Вместе с группой специалистов по восстановлению лесов я добрался до залива Томаса и там сошел на галечный берег. В полутора километрах впереди виднелась широкая, испещренная камнями и обломками деревьев оконечность ледника. Спустя полчаса я взобрался на этот ледяной язык и начал долгий подъем к подножию Пальца. Первое время мне приходилось идти по голому, не покрытому снегом льду, насыщенному мелкой черной каменной крошкой, хрустевшей под стальными шипами моих кошек.
Через пять или шесть километров я вышел на снег и сменил кошки на лыжи. Без лыж мой чудовищно тяжелый рюкзак стал легче килограммов на семь, да и скорость движения, сама по себе, тоже увеличилась.
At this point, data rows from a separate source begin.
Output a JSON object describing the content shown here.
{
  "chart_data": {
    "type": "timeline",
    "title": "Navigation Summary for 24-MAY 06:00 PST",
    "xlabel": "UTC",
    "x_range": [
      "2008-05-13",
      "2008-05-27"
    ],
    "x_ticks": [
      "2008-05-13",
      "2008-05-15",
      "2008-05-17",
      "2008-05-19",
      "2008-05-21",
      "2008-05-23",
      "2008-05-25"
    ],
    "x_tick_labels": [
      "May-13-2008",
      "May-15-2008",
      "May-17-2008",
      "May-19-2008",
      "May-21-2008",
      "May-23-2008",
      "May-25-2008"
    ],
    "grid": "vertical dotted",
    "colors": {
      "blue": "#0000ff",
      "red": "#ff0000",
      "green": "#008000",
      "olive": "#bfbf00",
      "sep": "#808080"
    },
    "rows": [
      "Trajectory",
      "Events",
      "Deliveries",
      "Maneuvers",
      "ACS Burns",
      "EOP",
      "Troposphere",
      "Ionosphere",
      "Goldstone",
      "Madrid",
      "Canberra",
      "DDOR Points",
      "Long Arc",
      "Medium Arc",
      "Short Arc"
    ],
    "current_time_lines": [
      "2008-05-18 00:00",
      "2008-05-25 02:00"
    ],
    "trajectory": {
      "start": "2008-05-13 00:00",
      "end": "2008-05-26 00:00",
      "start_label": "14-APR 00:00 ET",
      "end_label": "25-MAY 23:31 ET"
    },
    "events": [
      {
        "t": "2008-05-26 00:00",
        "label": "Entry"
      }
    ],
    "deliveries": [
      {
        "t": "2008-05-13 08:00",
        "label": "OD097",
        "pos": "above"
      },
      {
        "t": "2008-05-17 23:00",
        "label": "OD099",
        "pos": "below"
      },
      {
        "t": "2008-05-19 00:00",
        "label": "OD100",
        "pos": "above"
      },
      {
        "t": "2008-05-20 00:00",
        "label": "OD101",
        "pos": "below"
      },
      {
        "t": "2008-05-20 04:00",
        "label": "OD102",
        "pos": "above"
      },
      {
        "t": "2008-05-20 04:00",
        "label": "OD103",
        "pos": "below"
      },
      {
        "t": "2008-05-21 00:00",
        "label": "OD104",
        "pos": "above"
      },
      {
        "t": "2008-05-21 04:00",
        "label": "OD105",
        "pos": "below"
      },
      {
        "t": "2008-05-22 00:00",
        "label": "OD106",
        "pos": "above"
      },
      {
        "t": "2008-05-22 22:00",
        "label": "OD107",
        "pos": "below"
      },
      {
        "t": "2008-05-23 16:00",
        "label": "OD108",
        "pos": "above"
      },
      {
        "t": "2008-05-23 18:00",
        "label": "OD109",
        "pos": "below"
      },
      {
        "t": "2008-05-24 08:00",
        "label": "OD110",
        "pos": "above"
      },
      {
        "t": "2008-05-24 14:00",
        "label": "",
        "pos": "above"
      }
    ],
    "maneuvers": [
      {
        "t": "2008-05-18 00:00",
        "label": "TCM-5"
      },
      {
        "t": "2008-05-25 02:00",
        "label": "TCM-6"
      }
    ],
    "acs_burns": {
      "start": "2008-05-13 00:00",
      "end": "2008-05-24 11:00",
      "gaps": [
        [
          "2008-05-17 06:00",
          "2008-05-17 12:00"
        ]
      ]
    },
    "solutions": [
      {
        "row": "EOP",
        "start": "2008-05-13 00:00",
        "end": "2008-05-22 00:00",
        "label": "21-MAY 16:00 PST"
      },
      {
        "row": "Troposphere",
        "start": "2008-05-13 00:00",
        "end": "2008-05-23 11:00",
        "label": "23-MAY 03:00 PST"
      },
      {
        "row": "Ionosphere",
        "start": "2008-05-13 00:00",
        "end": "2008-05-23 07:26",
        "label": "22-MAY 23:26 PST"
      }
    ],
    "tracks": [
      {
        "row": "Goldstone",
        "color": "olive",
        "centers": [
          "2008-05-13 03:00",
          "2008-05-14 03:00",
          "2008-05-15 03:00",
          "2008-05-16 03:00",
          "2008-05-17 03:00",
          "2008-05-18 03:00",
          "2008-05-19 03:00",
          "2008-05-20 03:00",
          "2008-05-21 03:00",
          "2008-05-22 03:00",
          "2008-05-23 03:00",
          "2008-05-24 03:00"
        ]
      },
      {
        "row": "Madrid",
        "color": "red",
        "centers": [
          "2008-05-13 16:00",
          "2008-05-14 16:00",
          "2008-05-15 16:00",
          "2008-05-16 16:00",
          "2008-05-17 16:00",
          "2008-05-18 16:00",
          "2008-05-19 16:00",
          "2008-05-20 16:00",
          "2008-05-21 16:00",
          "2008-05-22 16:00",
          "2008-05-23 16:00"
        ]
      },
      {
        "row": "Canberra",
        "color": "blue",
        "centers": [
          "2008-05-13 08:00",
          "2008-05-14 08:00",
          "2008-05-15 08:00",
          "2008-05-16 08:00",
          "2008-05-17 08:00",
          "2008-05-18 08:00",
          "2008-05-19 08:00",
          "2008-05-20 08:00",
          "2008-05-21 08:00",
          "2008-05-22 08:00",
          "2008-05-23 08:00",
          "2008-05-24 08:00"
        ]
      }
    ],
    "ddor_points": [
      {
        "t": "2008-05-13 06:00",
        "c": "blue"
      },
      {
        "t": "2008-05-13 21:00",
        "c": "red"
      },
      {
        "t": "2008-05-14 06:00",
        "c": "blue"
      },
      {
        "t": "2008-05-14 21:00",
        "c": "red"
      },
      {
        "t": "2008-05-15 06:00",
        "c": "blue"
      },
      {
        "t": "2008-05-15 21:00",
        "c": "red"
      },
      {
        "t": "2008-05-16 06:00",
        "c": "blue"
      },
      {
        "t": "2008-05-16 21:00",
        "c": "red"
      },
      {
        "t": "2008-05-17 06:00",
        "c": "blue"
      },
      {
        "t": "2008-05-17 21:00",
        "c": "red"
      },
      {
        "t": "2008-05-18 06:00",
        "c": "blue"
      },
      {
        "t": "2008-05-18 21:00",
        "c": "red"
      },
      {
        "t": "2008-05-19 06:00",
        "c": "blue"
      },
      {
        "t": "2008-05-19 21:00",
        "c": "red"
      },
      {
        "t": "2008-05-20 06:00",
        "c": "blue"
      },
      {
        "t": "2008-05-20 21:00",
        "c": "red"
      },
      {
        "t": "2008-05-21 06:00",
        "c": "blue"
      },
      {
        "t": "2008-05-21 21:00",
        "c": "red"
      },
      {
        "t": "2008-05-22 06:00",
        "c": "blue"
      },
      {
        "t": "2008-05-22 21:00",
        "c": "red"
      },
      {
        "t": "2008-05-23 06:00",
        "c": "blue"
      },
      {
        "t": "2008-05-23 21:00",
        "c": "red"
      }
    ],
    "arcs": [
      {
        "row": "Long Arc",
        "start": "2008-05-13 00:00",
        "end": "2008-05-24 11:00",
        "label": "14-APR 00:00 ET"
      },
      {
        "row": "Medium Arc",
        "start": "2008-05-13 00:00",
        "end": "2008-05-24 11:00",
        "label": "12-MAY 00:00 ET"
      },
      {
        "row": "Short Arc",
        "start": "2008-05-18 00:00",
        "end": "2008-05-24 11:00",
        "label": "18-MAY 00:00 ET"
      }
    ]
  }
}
Тем не менее, идти было опасно, потому что под снегом скрывались многочисленные трещины и расселины.
Еще в Сиэтле, предусмотрев такую ситуацию, я зашел в хозяйственный магазин и купил там две прочные трехметровые алюминиевые штанги для штор. Теперь я связал их в форме креста, а потом прикрепил к поясному ремню рюкзака так, чтобы крест лежал параллельно поверхности снега. Медленно взбираясь вверх по леднику с перегруженным рюкзаком на спине и этим идиотским металлическим крестом на поясе, я чувствовал себя каким-то странноватым pendente . Тем не менее, я изо всех сил надеялся, что если я вдруг провалюсь сквозь спрессованный снег в скрытую под ним трещину, растопыренные концы штанг зацепятся за ее края и не дадут мне рухнуть в ледяные глубины Байрда.
Двое суток я медленно, но верно поднимался по ледяной долине. Погода стояла неплохая, заблудиться было невозможно, да и серьезных препятствий на моем пути не встречалось. Однако я был один, и в одиночестве даже самые обыденные вещи казались мне исполненными глубочайшего смысла. Лед становился еще холоднее и таинственнее, голубое небо – прозрачнее и чище. Будь я в чьей-нибудь компании, безымянные пики, вздымающиеся над ледником, никогда не показались бы мне такими огромными, заманчивыми и вместе с тем до невозможности опасными. Точно так же были обострены и все мои эмоции: душевные подъемы превращались в эйфорию, периоды отчаяния казались бесконечными и беспросветными. Самовлюбленному юноше, опьяненному драматизмом своей собственной жизни, все это казалось до невозможности притягательным.
Через три дня после выхода из Питерсберга я, наконец, оказался прямо у подножия Стикинской ледниковой шапки, в месте, где длинный рукав Байрда сливается с основным массивом. Здесь ледник внезапно перехлестывал через край высокого плато между двумя горными пиками и обрушивался вниз к морю причудливыми нагромождениями ледяных осколков. Увидев эту фантасмагорию с расстояния полутора километров, я впервые с тех пор, как покинул Колорадо, почувствовал настоящий страх.
Ледяной каскад состоял из чудом балансирующих друг на друге ледяных глыб и был изрезан глубокими расщелинами. Издалека ледопад был больше всего похож на место страшной железнодорожной катастрофы. Казалось, длинный состав из призрачно-белых вагонов сорвался с высокого ледяного плато и кувырком прокатился вниз по склону горы.Чем ближе я подходил, тем меньше мне нравилась эта картина. Становилось понятно, что жалкие трехметровые палки для штор не спасут меня от трещин в десятки метров шириной и сотни метров глубиной. Не успел я придумать более или менее логичный маршрут через нагромождение льдов, как поднялся ветер, и видимость упала почти до нуля из-за обжигающего лицо сильного косого снегопада.
Остаток того ненастного дня я вслепую бродил по лабиринту, на ощупь перебираясь из одного ледяного тупика в другой. Мне то и дело казалось, что выход на свободу найден, но я тут же оказывался либо в очередной западне из синего льда, либо на верхушке отдельно стоящего ледяного столба. Подгоняли же меня звуки, доносившиеся из-под ног. Мадригал, сложенный из скрипов и резких щелчков, то есть звуков, подобных тем, что издает изогнутая до предела прочности еловая ветка, служил мне напоминанием, что для ледников совершенно естественно – двигаться, а для сераков – падать и рушиться.
В какой-то момент я пробил одной ногой снежный мостик над расселиной такой глубины, что я просто не мог увидеть ее дна. Чуть позднее сквозь другой такой мостик я провалился по пояс. Алюминиевые штанги спасли меня от падения в тридцатиметровую пропасть, но потом, когда мне, наконец, удалось выбраться на твердую землю, я долго стоял, скрючившись в три погибели, и, сотрясаемый приступами сухой рвоты, думал, каково это было бы – лежать сейчас на дне той трещины, ждать смерти и понимать, что никто на свете не узнает, где и каким образом я встретил свой конец.